This may make purchasing and selling a home at the same time more difficult than under normal circumstances.

In addition, you’ll need to have good credit in order to qualify for a loan. 

This is because lenders will be hesitant to give loans to individuals with poor credit histories, as they are more likely to default on their payments. 

Finally, it’s important to be aware that foreclosures can often come with hidden damage. 

This is because previous owners may have failed to properly maintain the property, resulting in expensive repairs that you’ll be responsible for. 

As such, it’s important to have a realistic expectation of what you’re getting into before purchasing a foreclosure.

Tactic for Success

Use a hard cash loan. Hard cash loans are short-term loans that are typically used for investment purposes. These are typically short-term, high-interest loans that are backed by collateral. This means that if you default on the loan, the lender can take possession of the property.

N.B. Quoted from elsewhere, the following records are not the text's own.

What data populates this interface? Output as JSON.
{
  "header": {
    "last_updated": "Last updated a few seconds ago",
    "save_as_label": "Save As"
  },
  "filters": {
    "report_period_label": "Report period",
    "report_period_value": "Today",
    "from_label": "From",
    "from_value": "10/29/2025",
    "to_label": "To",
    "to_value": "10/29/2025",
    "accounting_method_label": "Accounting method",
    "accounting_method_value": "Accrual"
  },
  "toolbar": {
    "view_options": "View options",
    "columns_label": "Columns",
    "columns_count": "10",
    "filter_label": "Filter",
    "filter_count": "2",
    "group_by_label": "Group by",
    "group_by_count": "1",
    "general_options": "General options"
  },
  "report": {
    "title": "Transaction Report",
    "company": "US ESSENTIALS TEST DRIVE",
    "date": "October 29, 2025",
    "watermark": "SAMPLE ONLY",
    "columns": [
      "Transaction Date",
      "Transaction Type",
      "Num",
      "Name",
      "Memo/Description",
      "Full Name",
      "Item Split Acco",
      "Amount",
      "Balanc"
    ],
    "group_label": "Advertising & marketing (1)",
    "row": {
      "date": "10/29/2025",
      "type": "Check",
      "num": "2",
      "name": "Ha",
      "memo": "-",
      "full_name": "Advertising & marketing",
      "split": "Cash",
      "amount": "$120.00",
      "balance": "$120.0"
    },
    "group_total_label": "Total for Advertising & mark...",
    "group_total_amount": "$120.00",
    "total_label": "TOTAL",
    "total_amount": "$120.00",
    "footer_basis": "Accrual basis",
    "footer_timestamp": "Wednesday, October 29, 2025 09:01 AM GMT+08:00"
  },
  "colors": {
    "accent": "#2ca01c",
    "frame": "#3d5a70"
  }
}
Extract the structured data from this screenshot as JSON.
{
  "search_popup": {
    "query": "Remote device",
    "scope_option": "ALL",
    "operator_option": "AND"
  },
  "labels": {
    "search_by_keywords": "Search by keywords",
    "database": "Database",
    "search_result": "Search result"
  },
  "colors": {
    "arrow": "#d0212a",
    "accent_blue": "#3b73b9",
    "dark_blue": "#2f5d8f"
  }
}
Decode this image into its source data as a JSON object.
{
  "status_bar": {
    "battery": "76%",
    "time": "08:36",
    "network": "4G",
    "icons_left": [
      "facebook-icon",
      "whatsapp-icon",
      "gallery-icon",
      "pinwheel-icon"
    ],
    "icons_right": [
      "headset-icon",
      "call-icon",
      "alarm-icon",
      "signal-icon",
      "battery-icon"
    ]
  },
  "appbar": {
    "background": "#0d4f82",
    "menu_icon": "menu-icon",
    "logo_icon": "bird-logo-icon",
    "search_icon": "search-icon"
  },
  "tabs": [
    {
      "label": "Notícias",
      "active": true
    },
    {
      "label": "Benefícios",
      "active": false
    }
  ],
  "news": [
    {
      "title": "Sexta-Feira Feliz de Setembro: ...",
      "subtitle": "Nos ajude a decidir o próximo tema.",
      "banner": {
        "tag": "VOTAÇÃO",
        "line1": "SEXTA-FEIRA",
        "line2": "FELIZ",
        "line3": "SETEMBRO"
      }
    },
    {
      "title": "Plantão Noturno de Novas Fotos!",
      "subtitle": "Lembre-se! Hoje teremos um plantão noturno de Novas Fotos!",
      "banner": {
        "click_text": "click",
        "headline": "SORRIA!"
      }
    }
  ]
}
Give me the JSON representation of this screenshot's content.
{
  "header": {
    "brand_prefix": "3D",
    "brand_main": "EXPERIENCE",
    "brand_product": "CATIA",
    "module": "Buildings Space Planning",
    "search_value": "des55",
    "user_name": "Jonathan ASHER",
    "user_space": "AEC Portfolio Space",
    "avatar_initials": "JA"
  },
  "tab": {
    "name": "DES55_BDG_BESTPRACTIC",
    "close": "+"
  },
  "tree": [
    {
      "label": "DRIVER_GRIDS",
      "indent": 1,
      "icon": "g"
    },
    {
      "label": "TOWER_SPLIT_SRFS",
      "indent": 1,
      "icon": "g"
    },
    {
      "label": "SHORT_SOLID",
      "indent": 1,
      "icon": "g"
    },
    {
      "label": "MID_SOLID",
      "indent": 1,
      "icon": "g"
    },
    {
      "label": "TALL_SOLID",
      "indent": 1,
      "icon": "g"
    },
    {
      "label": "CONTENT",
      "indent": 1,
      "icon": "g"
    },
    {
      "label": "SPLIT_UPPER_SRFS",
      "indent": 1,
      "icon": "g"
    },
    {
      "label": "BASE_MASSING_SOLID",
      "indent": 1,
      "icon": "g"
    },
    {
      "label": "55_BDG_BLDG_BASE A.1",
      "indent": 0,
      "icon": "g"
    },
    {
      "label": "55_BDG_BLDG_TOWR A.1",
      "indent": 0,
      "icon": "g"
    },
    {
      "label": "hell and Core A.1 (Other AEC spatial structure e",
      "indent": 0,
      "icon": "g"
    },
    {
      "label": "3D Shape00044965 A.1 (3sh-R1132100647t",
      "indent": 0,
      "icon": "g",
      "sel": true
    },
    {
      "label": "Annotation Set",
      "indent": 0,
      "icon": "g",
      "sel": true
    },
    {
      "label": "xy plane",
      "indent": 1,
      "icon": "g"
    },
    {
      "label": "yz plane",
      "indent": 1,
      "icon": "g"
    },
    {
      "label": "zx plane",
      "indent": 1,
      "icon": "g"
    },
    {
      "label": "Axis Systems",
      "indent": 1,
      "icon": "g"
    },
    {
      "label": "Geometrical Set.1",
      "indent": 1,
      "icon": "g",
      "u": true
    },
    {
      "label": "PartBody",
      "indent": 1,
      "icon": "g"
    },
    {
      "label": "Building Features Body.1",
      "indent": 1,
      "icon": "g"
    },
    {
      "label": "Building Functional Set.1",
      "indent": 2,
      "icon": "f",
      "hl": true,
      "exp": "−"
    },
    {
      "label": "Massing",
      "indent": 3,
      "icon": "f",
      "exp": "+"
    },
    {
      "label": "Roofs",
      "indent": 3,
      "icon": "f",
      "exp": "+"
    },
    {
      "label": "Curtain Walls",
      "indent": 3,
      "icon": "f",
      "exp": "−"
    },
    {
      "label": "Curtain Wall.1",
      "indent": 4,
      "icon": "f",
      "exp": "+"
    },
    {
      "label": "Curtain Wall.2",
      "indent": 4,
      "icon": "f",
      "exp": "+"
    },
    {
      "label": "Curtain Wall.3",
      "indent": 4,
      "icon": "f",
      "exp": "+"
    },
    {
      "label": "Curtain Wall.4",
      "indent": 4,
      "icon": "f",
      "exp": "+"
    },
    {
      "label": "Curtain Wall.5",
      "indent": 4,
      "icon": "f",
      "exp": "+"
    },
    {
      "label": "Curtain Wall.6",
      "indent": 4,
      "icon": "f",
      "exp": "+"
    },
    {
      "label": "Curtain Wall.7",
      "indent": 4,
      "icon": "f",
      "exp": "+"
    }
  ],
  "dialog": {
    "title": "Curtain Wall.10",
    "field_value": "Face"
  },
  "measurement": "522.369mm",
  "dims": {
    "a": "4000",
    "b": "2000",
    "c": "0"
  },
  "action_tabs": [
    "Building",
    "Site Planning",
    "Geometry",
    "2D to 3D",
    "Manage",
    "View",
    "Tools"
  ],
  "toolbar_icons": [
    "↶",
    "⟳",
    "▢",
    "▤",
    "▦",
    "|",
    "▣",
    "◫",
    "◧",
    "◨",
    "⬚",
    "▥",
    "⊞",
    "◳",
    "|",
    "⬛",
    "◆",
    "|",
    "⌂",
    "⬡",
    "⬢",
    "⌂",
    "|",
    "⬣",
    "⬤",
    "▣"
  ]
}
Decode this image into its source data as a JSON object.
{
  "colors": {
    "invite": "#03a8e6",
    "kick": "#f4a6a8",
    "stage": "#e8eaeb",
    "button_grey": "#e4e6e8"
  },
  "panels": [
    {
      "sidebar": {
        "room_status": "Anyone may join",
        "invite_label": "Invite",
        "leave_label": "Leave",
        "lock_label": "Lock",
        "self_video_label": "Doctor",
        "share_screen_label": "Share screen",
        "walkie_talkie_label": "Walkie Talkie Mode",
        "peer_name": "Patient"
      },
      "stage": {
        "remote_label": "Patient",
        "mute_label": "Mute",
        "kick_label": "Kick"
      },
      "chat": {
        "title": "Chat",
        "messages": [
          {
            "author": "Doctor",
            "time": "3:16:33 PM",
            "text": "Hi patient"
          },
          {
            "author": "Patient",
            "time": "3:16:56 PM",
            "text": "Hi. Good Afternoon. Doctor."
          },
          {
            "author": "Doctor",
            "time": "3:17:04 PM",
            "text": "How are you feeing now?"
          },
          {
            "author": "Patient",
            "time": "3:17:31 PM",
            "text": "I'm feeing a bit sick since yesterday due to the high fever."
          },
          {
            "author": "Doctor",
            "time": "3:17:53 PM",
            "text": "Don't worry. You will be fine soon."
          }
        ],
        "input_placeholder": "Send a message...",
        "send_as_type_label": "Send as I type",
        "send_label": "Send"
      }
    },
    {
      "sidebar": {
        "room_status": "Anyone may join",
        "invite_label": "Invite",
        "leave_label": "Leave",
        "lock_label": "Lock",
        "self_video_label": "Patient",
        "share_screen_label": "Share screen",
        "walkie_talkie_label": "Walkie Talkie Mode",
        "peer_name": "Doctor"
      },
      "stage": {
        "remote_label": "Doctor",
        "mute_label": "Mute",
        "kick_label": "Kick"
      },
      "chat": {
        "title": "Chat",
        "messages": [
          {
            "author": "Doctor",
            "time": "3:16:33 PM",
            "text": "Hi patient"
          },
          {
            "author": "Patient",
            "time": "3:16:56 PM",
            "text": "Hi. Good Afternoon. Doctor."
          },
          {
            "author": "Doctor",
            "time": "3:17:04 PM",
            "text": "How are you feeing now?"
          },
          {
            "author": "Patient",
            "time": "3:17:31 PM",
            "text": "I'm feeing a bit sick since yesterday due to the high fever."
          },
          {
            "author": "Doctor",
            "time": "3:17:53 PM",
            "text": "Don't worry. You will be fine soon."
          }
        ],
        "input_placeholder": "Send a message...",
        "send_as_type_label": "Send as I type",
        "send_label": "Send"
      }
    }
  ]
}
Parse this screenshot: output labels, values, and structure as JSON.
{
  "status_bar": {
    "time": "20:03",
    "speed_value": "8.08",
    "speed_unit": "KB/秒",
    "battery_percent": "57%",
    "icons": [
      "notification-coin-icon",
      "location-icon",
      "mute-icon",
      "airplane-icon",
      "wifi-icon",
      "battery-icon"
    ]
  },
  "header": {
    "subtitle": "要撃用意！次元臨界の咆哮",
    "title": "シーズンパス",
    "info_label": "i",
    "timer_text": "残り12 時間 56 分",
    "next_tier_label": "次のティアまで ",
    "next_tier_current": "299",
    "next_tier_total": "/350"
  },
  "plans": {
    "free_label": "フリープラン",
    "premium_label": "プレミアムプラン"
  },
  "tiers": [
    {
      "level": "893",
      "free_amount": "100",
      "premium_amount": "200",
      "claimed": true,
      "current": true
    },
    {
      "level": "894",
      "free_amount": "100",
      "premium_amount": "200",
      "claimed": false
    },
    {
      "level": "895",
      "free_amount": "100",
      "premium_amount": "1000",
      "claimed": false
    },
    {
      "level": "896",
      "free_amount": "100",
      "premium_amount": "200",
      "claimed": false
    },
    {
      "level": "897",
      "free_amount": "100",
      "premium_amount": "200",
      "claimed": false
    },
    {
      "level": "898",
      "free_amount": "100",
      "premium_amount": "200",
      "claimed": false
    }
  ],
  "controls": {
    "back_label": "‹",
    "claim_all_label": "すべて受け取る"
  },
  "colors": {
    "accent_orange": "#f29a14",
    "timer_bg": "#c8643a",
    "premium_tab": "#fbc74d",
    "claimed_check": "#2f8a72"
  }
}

So it is important to understand the risks involved before signing any loan documents.

Are Foreclosure Auctions Worth It

Foreclosure auctions are a great way to get a deal on a property, but they are not for the faint of heart. 

The process can be confusing and frustrating, and there is no guarantee that you will end up with the property you want. 

However, if you do your research and are prepared to be flexible, foreclosure auctions can be a great way to find your dream home at a bargain price or even a first step at starting a property management company.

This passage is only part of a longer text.